Davis puts words on cards and gives her students tricks to memorise a word.
"A visual word would be 'bicycle'. I say, 'You can hear that bi'," she says.
"'Now, a bicycle has how many wheels?' Two wheels - 'c' for the first wheel, 'y' as the pedal, 'c' for the second wheel, 'l' for the handle bars and 'e' for the light. It's teaching them to visualise and use their senses."
Then she gets her students to walk around while she shouts out the words they have just learned and helps them with the tricks.
"Walking and exercise also train the brain," she says. "Then after they have done that, they sit down and become my teacher. I am walking up and down and they are giving me the words and the clues. And after they have done that we sit down at a desk. I sit away from them and I give them the words one after the other and I don't give them any tricks, and they write it down."
Davis says most of her pupils can forget the tricks she has given them after about a week because by then they have a visual memory of the word. "It takes about two years to get them up to their chronological age."
Wiremu Tipuna, 36, is one of her success stories. He felt classed as a "dummy" by being placed in lower classes from almost his first day of primary school, and again at Wairoa College. "You become very frustrated. You don't understand what they [teachers] are talking about," he says.
He left school early and worked for 14 years as an electrical journeyman until a sporting injury forced him to look for something else. At the same time, a mistake on a benefit application form forced him to see a lawyer, who referred him to a psychologist, who referred him to Danks Davis.
Finally, he learned the rules that taught him to spell - "little tricks on how to understand words, little sayings like, 'When Mr Ing comes along, Mrs E doesn't like him so she runs off, so you don't put the 'e' because the 'ing' is coming'."
"It's opened up my mind," he says. Tipuna is about to start his second year of a university degree in history and Te Reo Maori. "I am actually loving reading. Before, I would only read for 15 minutes and get a pounding headache."
Auckland Educationalist Professor Tom Nicholson, believes direct teaching of the 44 letter-sound combinations in English can help most dyslexics.
"If they are taught a good programme so they can learn the rules that actually work for English, you are giving them a tool that makes them independent," he says. "Once they learn the set of rules, they can crack the code. I have never found a child that didn't respond to learning that way."

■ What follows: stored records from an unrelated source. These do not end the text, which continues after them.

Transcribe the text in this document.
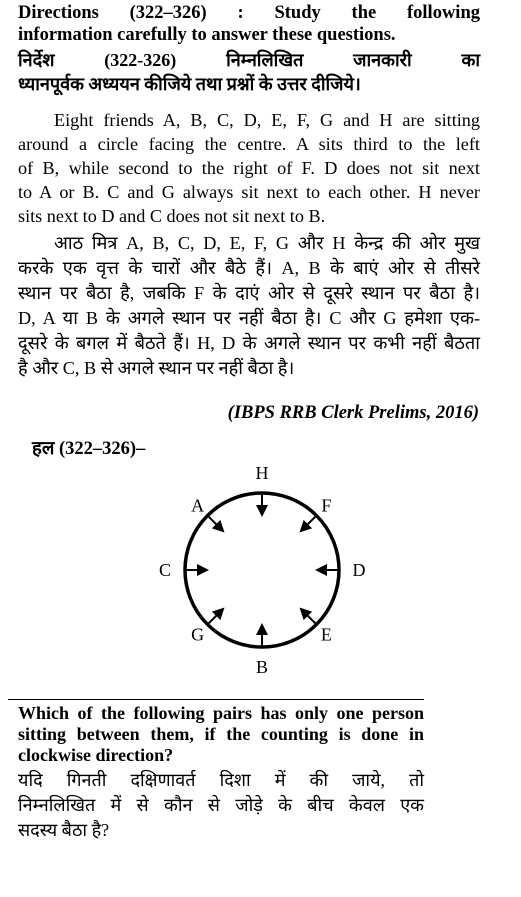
Directions (322–326) : Study the following
information carefully to answer these questions.
निर्देश (322-326) निम्नलिखित जानकारी का
ध्यानपूर्वक अध्ययन कीजिये तथा प्रश्नों के उत्तर दीजिये।
Eight friends A, B, C, D, E, F, G and H are sitting
around a circle facing the centre. A sits third to the left
of B, while second to the right of F. D does not sit next
to A or B. C and G always sit next to each other. H never
sits next to D and C does not sit next to B.
आठ मित्र A, B, C, D, E, F, G और H केन्द्र की ओर मुख
करके एक वृत्त के चारों और बैठे हैं। A, B के बाएं ओर से तीसरे
स्थान पर बैठा है, जबकि F के दाएं ओर से दूसरे स्थान पर बैठा है।
D, A या B के अगले स्थान पर नहीं बैठा है। C और G हमेशा एक-
दूसरे के बगल में बैठते हैं। H, D के अगले स्थान पर कभी नहीं बैठता
है और C, B से अगले स्थान पर नहीं बैठा है।
(IBPS RRB Clerk Prelims, 2016)
हल (322–326)–
H
F
D
E
B
G
C
A
Which of the following pairs has only one person
sitting between them, if the counting is done in
clockwise direction?
यदि गिनती दक्षिणावर्त दिशा में की जाये, तो
निम्नलिखित में से कौन से जोड़े के बीच केवल एक
सदस्य बैठा है?
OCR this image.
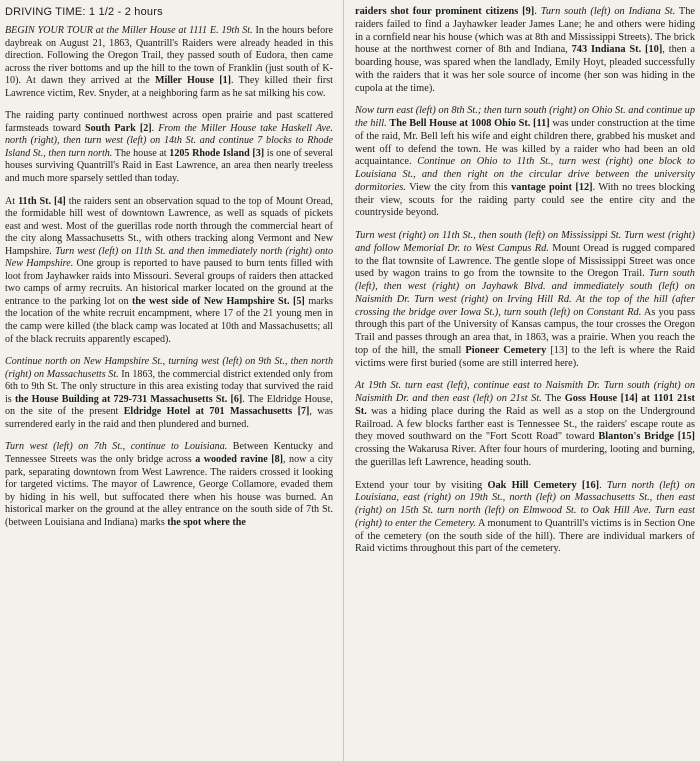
DRIVING TIME: 1 1/2 - 2 hours

BEGIN YOUR TOUR at the Miller House at 1111 E. 19th St. In the hours before daybreak on August 21, 1863, Quantrill's Raiders were already headed in this direction. Following the Oregon Trail, they passed south of Eudora, then came across the river bottoms and up the hill to the town of Franklin (just south of K-10). At dawn they arrived at the Miller House [1]. They killed their first Lawrence victim, Rev. Snyder, at a neighboring farm as he sat milking his cow.

The raiding party continued northwest across open prairie and past scattered farmsteads toward South Park [2]. From the Miller House take Haskell Ave. north (right), then turn west (left) on 14th St. and continue 7 blocks to Rhode Island St., then turn north. The house at 1205 Rhode Island [3] is one of several houses surviving Quantrill's Raid in East Lawrence, an area then nearly treeless and much more sparsely settled than today.

At 11th St. [4] the raiders sent an observation squad to the top of Mount Oread, the formidable hill west of downtown Lawrence, as well as squads of pickets east and west. Most of the guerillas rode north through the commercial heart of the city along Massachusetts St., with others tracking along Vermont and New Hampshire. Turn west (left) on 11th St. and then immediately north (right) onto New Hampshire. One group is reported to have paused to burn tents filled with loot from Jayhawker raids into Missouri. Several groups of raiders then attacked two camps of army recruits. An historical marker located on the ground at the entrance to the parking lot on the west side of New Hampshire St. [5] marks the location of the white recruit encampment, where 17 of the 21 young men in the camp were killed (the black camp was located at 10th and Massachusetts; all of the black recruits apparently escaped).

Continue north on New Hampshire St., turning west (left) on 9th St., then north (right) on Massachusetts St. In 1863, the commercial district extended only from 6th to 9th St. The only structure in this area existing today that survived the raid is the House Building at 729-731 Massachusetts St. [6]. The Eldridge House, on the site of the present Eldridge Hotel at 701 Massachusetts [7], was surrendered early in the raid and then plundered and burned.

Turn west (left) on 7th St., continue to Louisiana. Between Kentucky and Tennessee Streets was the only bridge across a wooded ravine [8], now a city park, separating downtown from West Lawrence. The raiders crossed it looking for targeted victims. The mayor of Lawrence, George Collamore, evaded them by hiding in his well, but suffocated there when his house was burned. An historical marker on the ground at the alley entrance on the south side of 7th St. (between Louisiana and Indiana) marks the spot where the

raiders shot four prominent citizens [9]. Turn south (left) on Indiana St. The raiders failed to find a Jayhawker leader James Lane; he and others were hiding in a cornfield near his house (which was at 8th and Mississippi Streets). The brick house at the northwest corner of 8th and Indiana, 743 Indiana St. [10], then a boarding house, was spared when the landlady, Emily Hoyt, pleaded successfully with the raiders that it was her sole source of income (her son was hiding in the cupola at the time).

Now turn east (left) on 8th St.; then turn south (right) on Ohio St. and continue up the hill. The Bell House at 1008 Ohio St. [11] was under construction at the time of the raid, Mr. Bell left his wife and eight children there, grabbed his musket and went off to defend the town. He was killed by a raider who had been an old acquaintance. Continue on Ohio to 11th St., turn west (right) one block to Louisiana St., and then right on the circular drive between the university dormitories. View the city from this vantage point [12]. With no trees blocking their view, scouts for the raiding party could see the entire city and the countryside beyond.

Turn west (right) on 11th St., then south (left) on Mississippi St. Turn west (right) and follow Memorial Dr. to West Campus Rd. Mount Oread is rugged compared to the flat townsite of Lawrence. The gentle slope of Mississippi Street was once used by wagon trains to go from the townsite to the Oregon Trail. Turn south (left), then west (right) on Jayhawk Blvd. and immediately south (left) on Naismith Dr. Turn west (right) on Irving Hill Rd. At the top of the hill (after crossing the bridge over Iowa St.), turn south (left) on Constant Rd. As you pass through this part of the University of Kansas campus, the tour crosses the Oregon Trail and passes through an area that, in 1863, was a prairie. When you reach the top of the hill, the small Pioneer Cemetery [13] to the left is where the Raid victims were first buried (some are still interred here).

At 19th St. turn east (left), continue east to Naismith Dr. Turn south (right) on Naismith Dr. and then east (left) on 21st St. The Goss House [14] at 1101 21st St. was a hiding place during the Raid as well as a stop on the Underground Railroad. A few blocks farther east is Tennessee St., the raiders' escape route as they moved southward on the "Fort Scott Road" toward Blanton's Bridge [15] crossing the Wakarusa River. After four hours of murdering, looting and burning, the guerillas left Lawrence, heading south.

Extend your tour by visiting Oak Hill Cemetery [16]. Turn north (left) on Louisiana, east (right) on 19th St., north (left) on Massachusetts St., then east (right) on 15th St. turn north (left) on Elmwood St. to Oak Hill Ave. Turn east (right) to enter the Cemetery. A monument to Quantrill's victims is in Section One of the cemetery (on the south side of the hill). There are individual markers of Raid victims throughout this part of the cemetery.
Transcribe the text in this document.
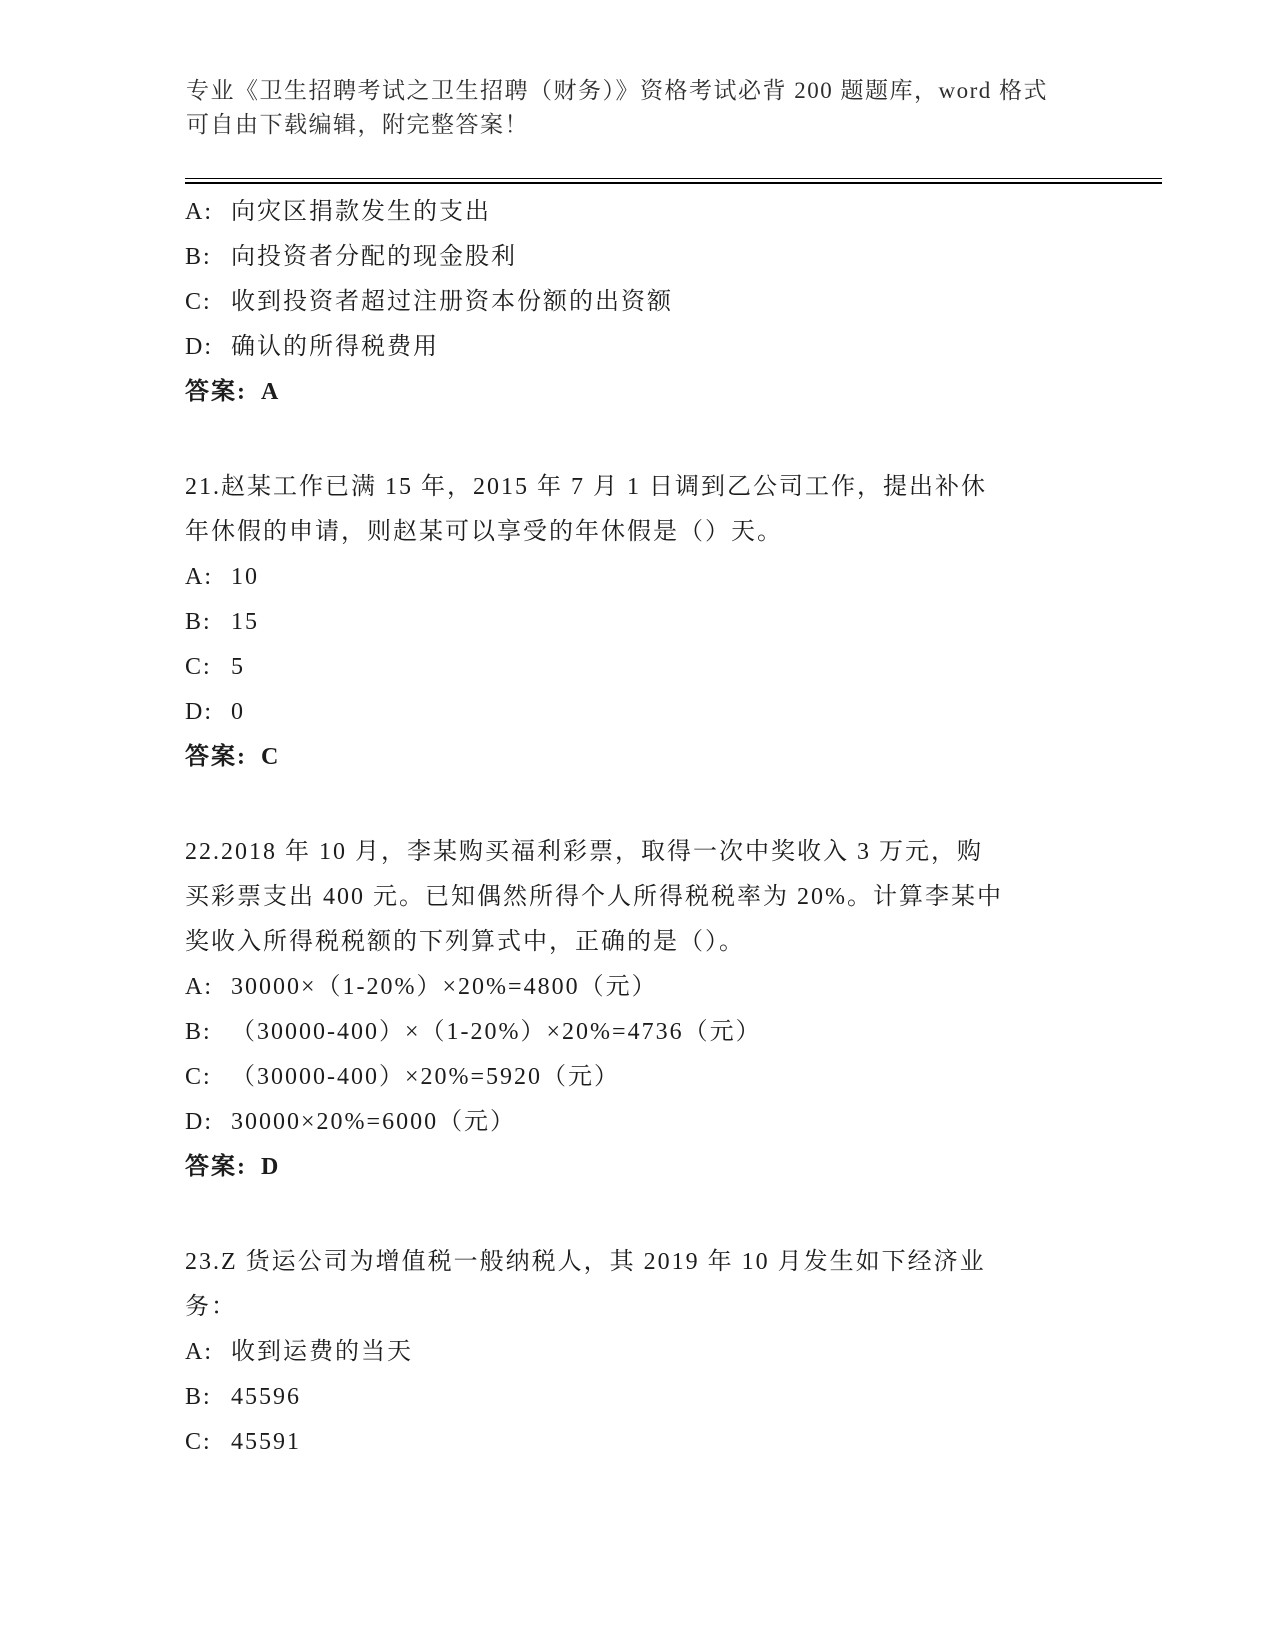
专业《卫生招聘考试之卫生招聘（财务）》资格考试必背 200 题题库，word 格式
可自由下载编辑，附完整答案！
A: 向灾区捐款发生的支出
B: 向投资者分配的现金股利
C: 收到投资者超过注册资本份额的出资额
D: 确认的所得税费用
答案: A
21.赵某工作已满 15 年，2015 年 7 月 1 日调到乙公司工作，提出补休
年休假的申请，则赵某可以享受的年休假是（）天。
A: 10
B: 15
C: 5
D: 0
答案: C
22.2018 年 10 月，李某购买福利彩票，取得一次中奖收入 3 万元，购
买彩票支出 400 元。已知偶然所得个人所得税税率为 20%。计算李某中
奖收入所得税税额的下列算式中，正确的是（）。
A: 30000×（1-20%）×20%=4800（元）
B: （30000-400）×（1-20%）×20%=4736（元）
C: （30000-400）×20%=5920（元）
D: 30000×20%=6000（元）
答案: D
23.Z 货运公司为增值税一般纳税人，其 2019 年 10 月发生如下经济业
务：
A: 收到运费的当天
B: 45596
C: 45591
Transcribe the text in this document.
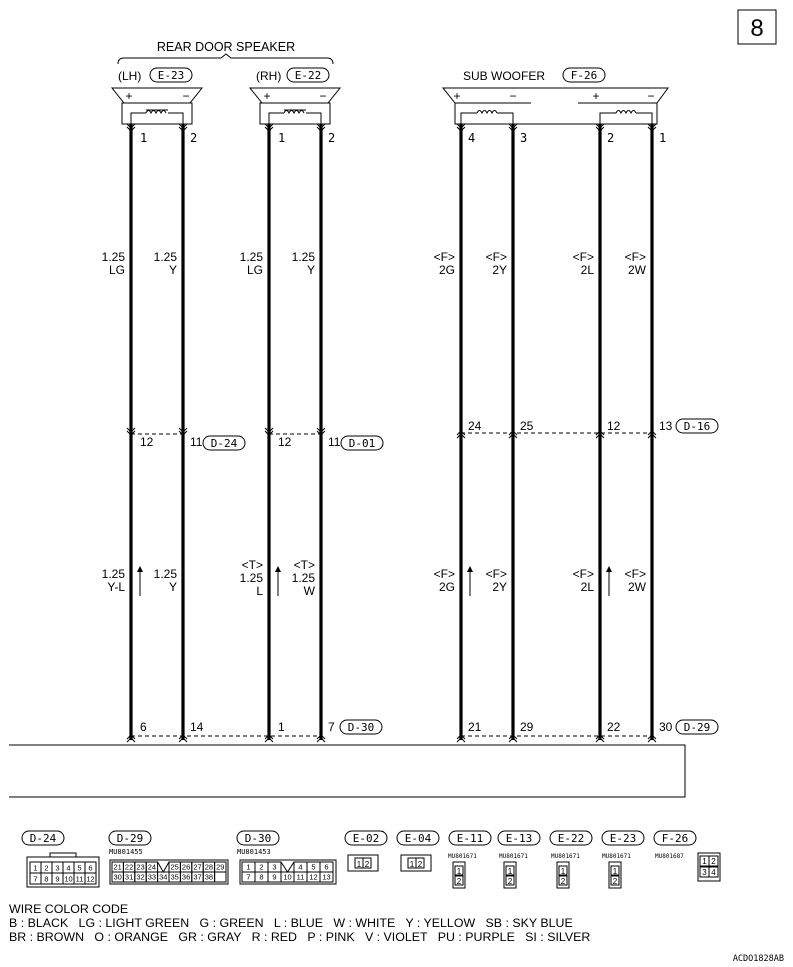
8
REAR DOOR SPEAKER
(LH) E-23	(RH) E-22
+	−	+	−
SUB WOOFER F-26
+	−	+	−
1	2	1	2	4	3	2	1
1.25
LG
1.25
Y
1.25
LG
1.25
Y
<F>
2G
<F>
2Y
<F>
2L
<F>
2W
12	11	12	11
24	25	12	13
D-24	D-01
D-16
1.25
Y-L
1.25
Y
<T>
1.25
L
<T>
1.25
W
<F>
2G
<F>
2Y
<F>
2L
<F>
2W
6	14	1	7	21	29	22	30
D-30	D-29
D-24
1 2 3 4 5 6
7 8 9 10 11 12
D-29
MU801455
21 22 23 24 25 26 27 28 29
30 31 32 33 34 35 36 37 38
D-30
MU801453
1 2 3	4 5 6
7 8 9 10 11 12 13
E-02
1 2
E-04
1 2
E-11
MU801671
1
2
E-13
MU801671
1
2
E-22
MU801671
1
2
E-23
MU801671
1
2
F-26
MU801687
1 2
3 4
ACDO1828AB
WIRE COLOR CODE
B : BLACK   LG : LIGHT GREEN   G : GREEN   L : BLUE   W : WHITE   Y : YELLOW   SB : SKY BLUE
BR : BROWN   O : ORANGE   GR : GRAY   R : RED   P : PINK   V : VIOLET   PU : PURPLE   SI : SILVER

Nicholson believes that his own brother was dyslexic. "He was taught phonics but it was not taught properly," he says. "He had to sit at the back of the class because he was 'dumb'. He was put in a special class that got no expert help at all. Instead these pupils did menial tasks around the school like emptying rubbish bins."
Nicholson runs reading clinics at Devonport, Grey Lynn, Orakei and Flat Bush, and Waikato University colleague Sue Dymock runs a similar clinic in Hamilton. Middle-class parents pay $15 an hour at the Auckland clinics, but in Flat Bush local property developer Murray Alcock and two anonymous donors make free tuition possible.
"I'd like as many parents as possible who need the help to contact me, especially if they can't afford to find another way," he says.
"I can usually find a tutor. When I think of my own family, if the money runs out I'll do anything I can to get out there and get more help."